The great flaw of the left, when it is not galvanized around a single issue, has been its failure to unify. There are so many deeply felt and morally legitimate issues. Black Lives Matter, GLBTQ rights, a woman’s right to choose, the despoliation of the environment, prison reform, the cost of college education and the rights of all children to go to healthy and hopeful schools; electoral reform, citizens united, handicap access, cruelty to animals. And I could go on. We all could.

But the issue is that we are not one, we are many. We may form alliances: Black Lives Matter stands in solidarity with Sacred Stone Camp, etc. But we do not subsume our individual issues under a common banner. We do not forge a collective identity. We stumble around, frustrated to the point of tears, marginalized in the collective American consciousness as “The Left” — a grab bag of grievances united under a political banner that does not draw the ordinary American citizen to us until their particular ox is gored by some event that radicalizes them.

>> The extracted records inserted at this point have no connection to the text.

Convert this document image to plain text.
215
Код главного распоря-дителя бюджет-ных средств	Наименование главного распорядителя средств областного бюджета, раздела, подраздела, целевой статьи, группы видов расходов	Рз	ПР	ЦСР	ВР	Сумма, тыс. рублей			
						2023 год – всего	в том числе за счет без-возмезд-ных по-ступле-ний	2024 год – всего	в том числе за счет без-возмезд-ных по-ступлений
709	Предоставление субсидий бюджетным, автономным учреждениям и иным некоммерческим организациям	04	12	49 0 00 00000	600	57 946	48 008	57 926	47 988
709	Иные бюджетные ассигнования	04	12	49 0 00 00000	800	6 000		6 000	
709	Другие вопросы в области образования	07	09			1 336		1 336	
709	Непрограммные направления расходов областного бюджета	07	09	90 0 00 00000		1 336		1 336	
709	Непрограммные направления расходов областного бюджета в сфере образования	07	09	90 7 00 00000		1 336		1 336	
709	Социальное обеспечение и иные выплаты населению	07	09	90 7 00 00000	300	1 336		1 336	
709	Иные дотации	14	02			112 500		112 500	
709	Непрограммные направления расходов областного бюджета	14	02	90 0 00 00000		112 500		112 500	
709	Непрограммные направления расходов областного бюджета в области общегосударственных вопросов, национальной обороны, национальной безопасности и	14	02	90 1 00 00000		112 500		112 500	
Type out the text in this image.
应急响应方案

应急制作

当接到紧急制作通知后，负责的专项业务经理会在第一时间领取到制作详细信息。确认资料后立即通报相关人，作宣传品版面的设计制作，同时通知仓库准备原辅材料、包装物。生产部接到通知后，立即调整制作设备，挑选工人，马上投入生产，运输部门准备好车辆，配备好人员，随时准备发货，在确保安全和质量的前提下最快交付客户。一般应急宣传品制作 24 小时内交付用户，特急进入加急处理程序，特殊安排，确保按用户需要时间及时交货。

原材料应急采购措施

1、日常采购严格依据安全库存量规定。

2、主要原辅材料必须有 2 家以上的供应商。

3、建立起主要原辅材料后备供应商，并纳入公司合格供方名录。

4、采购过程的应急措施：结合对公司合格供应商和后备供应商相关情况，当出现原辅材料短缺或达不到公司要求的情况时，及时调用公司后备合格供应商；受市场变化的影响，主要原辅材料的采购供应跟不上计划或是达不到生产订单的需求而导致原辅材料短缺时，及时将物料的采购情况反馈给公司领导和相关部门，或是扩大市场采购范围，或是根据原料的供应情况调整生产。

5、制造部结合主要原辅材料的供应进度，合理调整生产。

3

But what we are facing now is too important to remain fragmented and too significant to be allowed to be marginalized. It is not simply political. It is human.

Understand, this election was not about principle, it was about anger. The people who elected Trump have nothing in common except their free-floating and undefined anger at some vague “other” who is keeping the world from being what they think it should be. If we allow ourselves to become that “other” we run the risk of turning that anger to hate.

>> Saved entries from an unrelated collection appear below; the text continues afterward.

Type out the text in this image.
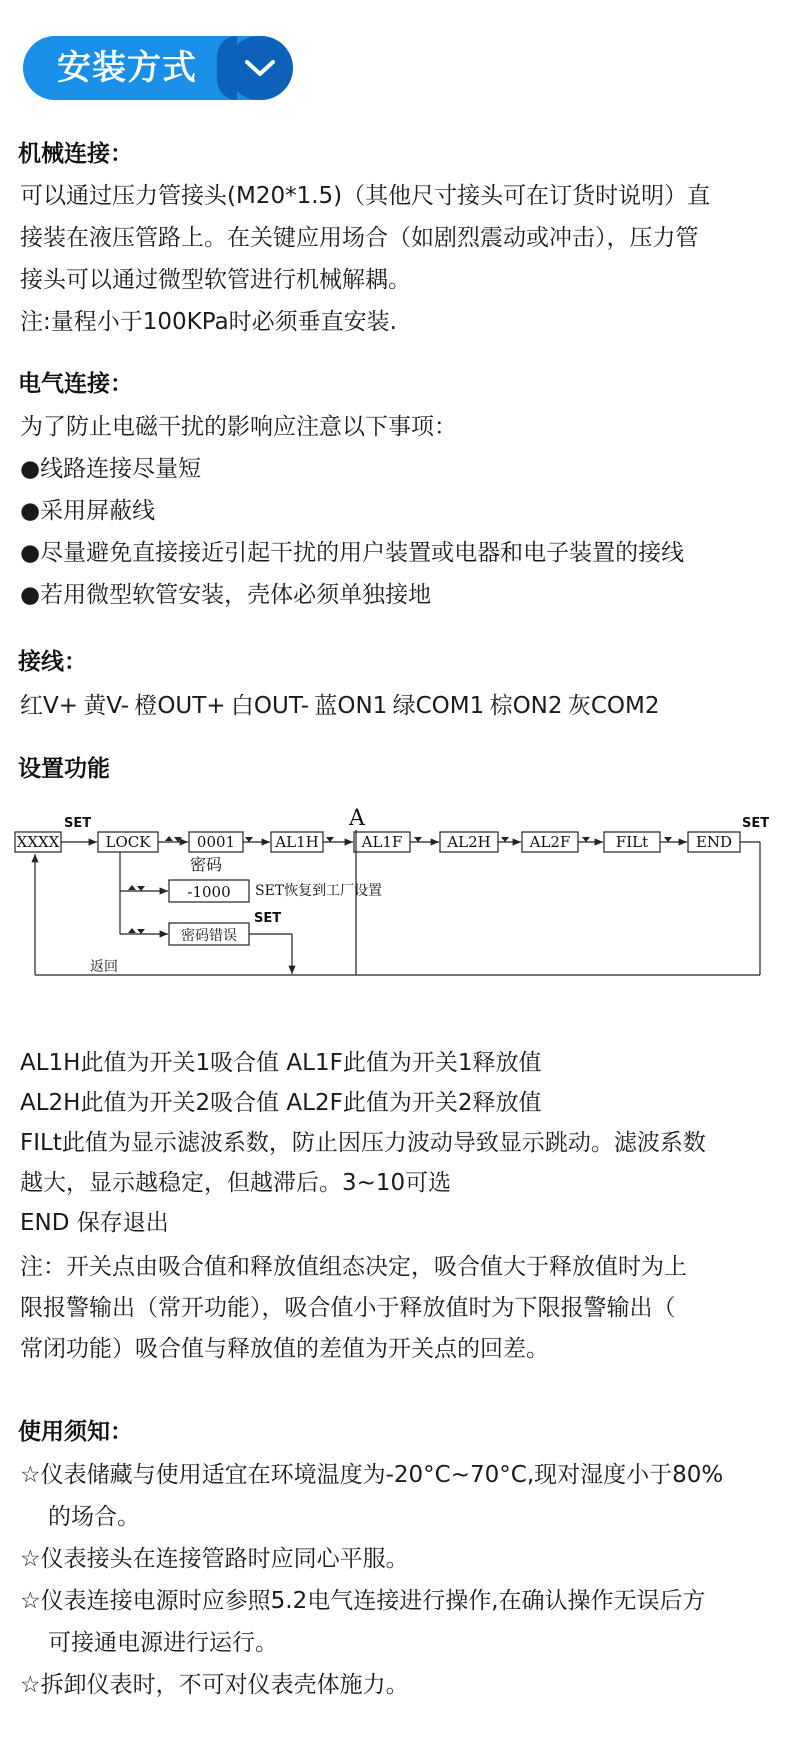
安装方式
机械连接：
可以通过压力管接头(M20*1.5)（其他尺寸接头可在订货时说明）直
接装在液压管路上。在关键应用场合（如剧烈震动或冲击），压力管
接头可以通过微型软管进行机械解耦。
注:量程小于100KPa时必须垂直安装.
电气连接：
为了防止电磁干扰的影响应注意以下事项：
●线路连接尽量短
●采用屏蔽线
●尽量避免直接接近引起干扰的用户装置或电器和电子装置的接线
●若用微型软管安装，壳体必须单独接地
接线：
红V+ 黄V- 橙OUT+ 白OUT- 蓝ON1 绿COM1 棕ON2 灰COM2
设置功能
XXXX	LOCK	0001	AL1H	AL1F	AL2H	AL2F	FILt	END
-1000
密码错误
密码
SET恢复到工厂设置
返回
A
SET	SET
SET
AL1H此值为开关1吸合值 AL1F此值为开关1释放值
AL2H此值为开关2吸合值 AL2F此值为开关2释放值
FILt此值为显示滤波系数，防止因压力波动导致显示跳动。滤波系数
越大，显示越稳定，但越滞后。3~10可选
END 保存退出
注：开关点由吸合值和释放值组态决定，吸合值大于释放值时为上
限报警输出（常开功能），吸合值小于释放值时为下限报警输出（
常闭功能）吸合值与释放值的差值为开关点的回差。
使用须知：
☆仪表储藏与使用适宜在环境温度为-20°C~70°C,现对湿度小于80%
的场合。
☆仪表接头在连接管路时应同心平服。
☆仪表连接电源时应参照5.2电气连接进行操作,在确认操作无误后方
可接通电源进行运行。
☆拆卸仪表时，不可对仪表壳体施力。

We need to create a larger embrace. We need to recognize, whether we like it or not, that we live in a time of sound bites and branding. We can no longer afford to be a loose alliance of individual causes and grievances united under the marginalized politically-fraught identity of “The Left.”

We need to find a common banner that calls to everyone who is able to think beyond the notion of “country” to the notion of “planet.”

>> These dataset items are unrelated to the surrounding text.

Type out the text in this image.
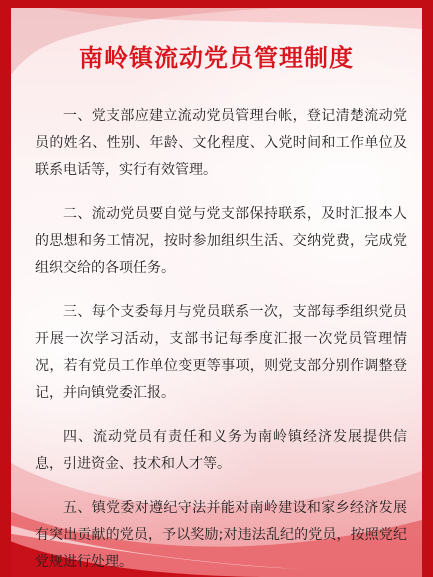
南岭镇流动党员管理制度

一、党支部应建立流动党员管理台帐，登记清楚流动党员的姓名、性别、年龄、文化程度、入党时间和工作单位及联系电话等，实行有效管理。

二、流动党员要自觉与党支部保持联系，及时汇报本人的思想和务工情况，按时参加组织生活、交纳党费，完成党组织交给的各项任务。

三、每个支委每月与党员联系一次，支部每季组织党员开展一次学习活动，支部书记每季度汇报一次党员管理情况，若有党员工作单位变更等事项，则党支部分别作调整登记，并向镇党委汇报。

四、流动党员有责任和义务为南岭镇经济发展提供信息，引进资金、技术和人才等。

五、镇党委对遵纪守法并能对南岭建设和家乡经济发展有突出贡献的党员，予以奖励;对违法乱纪的党员，按照党纪党规进行处理。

If we set this up as opposition, all we do is give the anger something to galvanize around. Remember, the people who are now been given power have no identity, only grievance. If we have no identity, but only grievance, they win, because they have the power.

Our power is in finding a common identity that embraces all causes and allows each to struggle for its own individual ends, not as part of an alliance, but as part of a common vision.

I think that identity has something to do with our children. I don’t have the phrase, but this is the one thing that all of us, including the angry victors, share — our love and our hope for our children. We somehow need to unite under a banner that brings in all those who are frightened and confused and want a direction of hope.

We cannot meet their anger with anger. Anger has, for the moment, won, and that brings out an entire range of emotions in us, anger being among them. But we have to find a different emotion – a different spiritual orientation – to confront their anger. It has to be something soft. I think it should have to do with the children.

There are many armies needed in a war, and with many skills. This, now, is a war. But it is not a war for political power, it is a war for the soul.

Remember this: anger might protect our children, it doesn’t guide them.

We have been given a moment, and, though it came from a dire and unexpected event, it is a moment, nonetheless.

Once we are past the shock and anger and disbelief, we need to seize it with gentle, thoughtful guile. We must not become them. We must do what Sitting Bull, one of my true heroes in life, counseled.

“Come,” he said, in the face of a government that vowed to destroy him, “Let us put our minds together to see what kind of lives we can make for our children.”

This is our time.  This is our moment.  We need to do what is right, and we need to do it together.